Alongside that, my faith has been stretched and unsettled. I now live with more doubt than certainty, and I realised I was existing between things: the old and the new, faith and doubt, hope and despair, dissatisfaction and gratitude.

“The Inbetween” came out of that journey. It’s three songs that walk honestly through hurt, questions, and hope without trying to rush to easy answers, and certainly without addressing the entirety of the experience, but just fragments of it that felt like they fit together as a project.

How would you describe your sound to someone who has never heard your music before?

Warm, intimate, guitar led songs, somewhere in the space between indie-folk and singer-songwriter. It’s certainly influenced by the church CCM world, but more lyric driven and emotionally honest that alot of modern CCM. I like to think of some of it as helping say how we really feel, and some being spacious and giving opportunity to breathe rather than be overwhelemed.

What is one thing you’ve learned that completely changed the way you make music?

In the church world we always had a very defined brief; theres a core message, a theme, and there is no need to deviate from that much. As a result I’ve always been fairly song structure focused, and quite literal in my writing. Over the course of the last few years I’ve been learning to write more conceptually and to allow myself to write into feeling rather than fact. It’s totally changed the way I write and has unlocked new depths in my own songs. I’ve become one of those people (who I never used to understand) who says that they are still finding new meaning in their own lyrics after the event of writing them. 

What tools, instruments, or software are essential in your creative process?

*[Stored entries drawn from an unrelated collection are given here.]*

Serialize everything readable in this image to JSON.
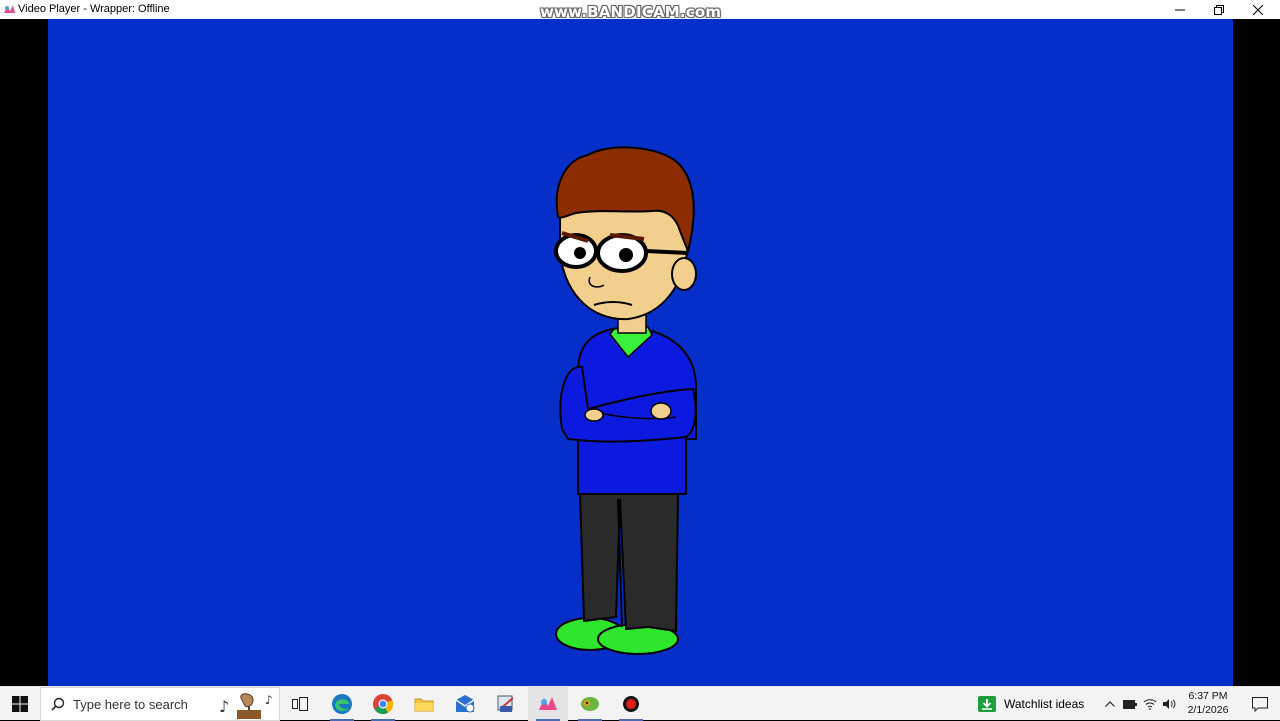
{
  "window": {
    "title": "Video Player - Wrapper: Offline",
    "watermark": "www.BANDICAM.com"
  },
  "colors": {
    "stage_background": "#052fc8",
    "titlebar": "#ffffff",
    "taskbar": "#f3f3f3"
  },
  "taskbar": {
    "search_placeholder": "Type here to search",
    "pinned_apps": [
      "task-view",
      "edge",
      "chrome",
      "file-explorer",
      "mail",
      "network-tool",
      "wrapper-offline",
      "app-green",
      "bandicam-record"
    ],
    "widget_label": "Watchlist ideas",
    "tray_icons": [
      "chevron-up",
      "battery",
      "wifi",
      "volume"
    ],
    "clock": {
      "time": "6:37 PM",
      "date": "2/1/2026"
    }
  }
}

I use a range of tools. I’ve written on guitar, piano and direct into a DAW (I use logic). Recently alot of my writing time has been quite constrained to I’ve returned to the simplicity of a guitar, me and notebook. Utimately I find I’m happy to use whatever tool I can, but the key thing for my creative process is finding the emotional heart of the idea, once I ahve that I find the ideas can flow via whatever tool is available.

Which indie artist or song are you loving right now?

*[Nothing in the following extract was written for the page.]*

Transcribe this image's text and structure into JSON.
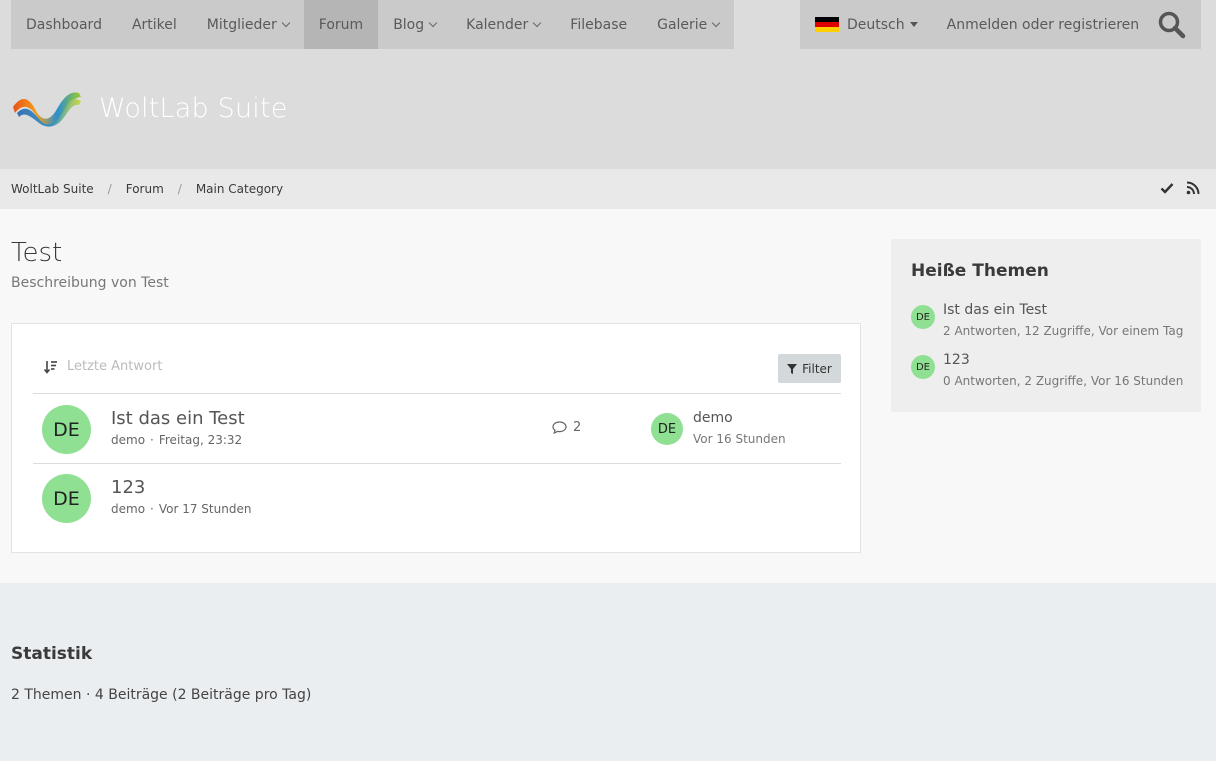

I recently bought “to everything a season” by The Magic Lantern on vinyl. Jamies craft of song, lyric, story and feeling is really excellent and all packaged up in an album that is absalutely great relaxed dinner party listening.

How have your personal experiences influenced your music and artistic vision?

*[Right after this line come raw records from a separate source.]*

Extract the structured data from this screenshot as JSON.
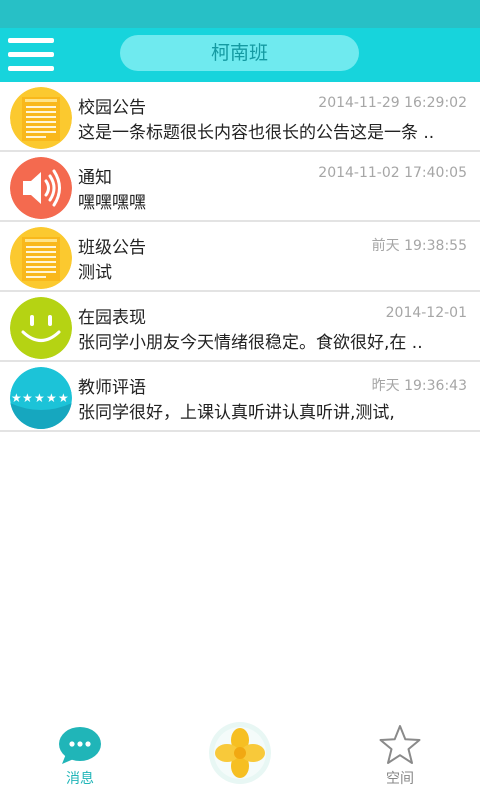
{
  "header": {
    "title": "柯南班"
  },
  "messages": [
    {
      "title": "校园公告",
      "time": "2014-11-29 16:29:02",
      "preview": "这是一条标题很长内容也很长的公告这是一条 ..",
      "icon": "notice-board-icon",
      "color": "#fbc92f"
    },
    {
      "title": "通知",
      "time": "2014-11-02 17:40:05",
      "preview": "嘿嘿嘿嘿",
      "icon": "speaker-icon",
      "color": "#f46a4f"
    },
    {
      "title": "班级公告",
      "time": "前天 19:38:55",
      "preview": "测试",
      "icon": "notice-board-icon",
      "color": "#fbc92f"
    },
    {
      "title": "在园表现",
      "time": "2014-12-01",
      "preview": "张同学小朋友今天情绪很稳定。食欲很好,在 ..",
      "icon": "smiley-icon",
      "color": "#b5d313"
    },
    {
      "title": "教师评语",
      "time": "昨天 19:36:43",
      "preview": "张同学很好，上课认真听讲认真听讲,测试,",
      "icon": "stars-icon",
      "color": "#1cc3d8"
    }
  ],
  "tabs": {
    "messages": {
      "label": "消息",
      "color": "#20b5b8"
    },
    "space": {
      "label": "空间",
      "color": "#888888"
    }
  }
}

I have alot of questions about life, and I’ve learned that other people tend to have questions too. The feelings of being unable to explore those questions in other setting have made me really quite determined to create spaces and musci where people can feel welcomed and able to explore their questions, their feelings and themselves without worry.

What emotions or messages do you hope listeners take from your work?

Oh I’ve never thought about the question that way round. I often find I’m hoping that listeners are able connect with what emotion they are already carrying. I guess by the end of my EP I hope listeners are feeling comforted where tehy need it, that life is full of joy even in the pain. That neither joy or pain cancels the other, or makes them invalid. That life is worth exploring and living to our fullest and that its worth living a life we choose, rather than a life lived for us.

What’s the most important lesson music has taught you so far?

Simple is good.

Where can our listeners follow and support your music? (Website,Spotify, IG, links)

You can find me on instagram (@luke_catley) and Spotify. I’m also on bandcamp who I have alot of love for – great for indie artists!

Looking toward the future, what’s your dream for the next chapter of your musical journey?

Right now I want to keep exploring how I right – family life is going through alot of change right now so if I’m able to look back in a few years and know I kept creating, kept finding out about myself and managed to put out more music that feels true and personally meaningful I’ll be really proud of that.

What do you hope listeners will discover about you along the way?

That I have really comfortable socks.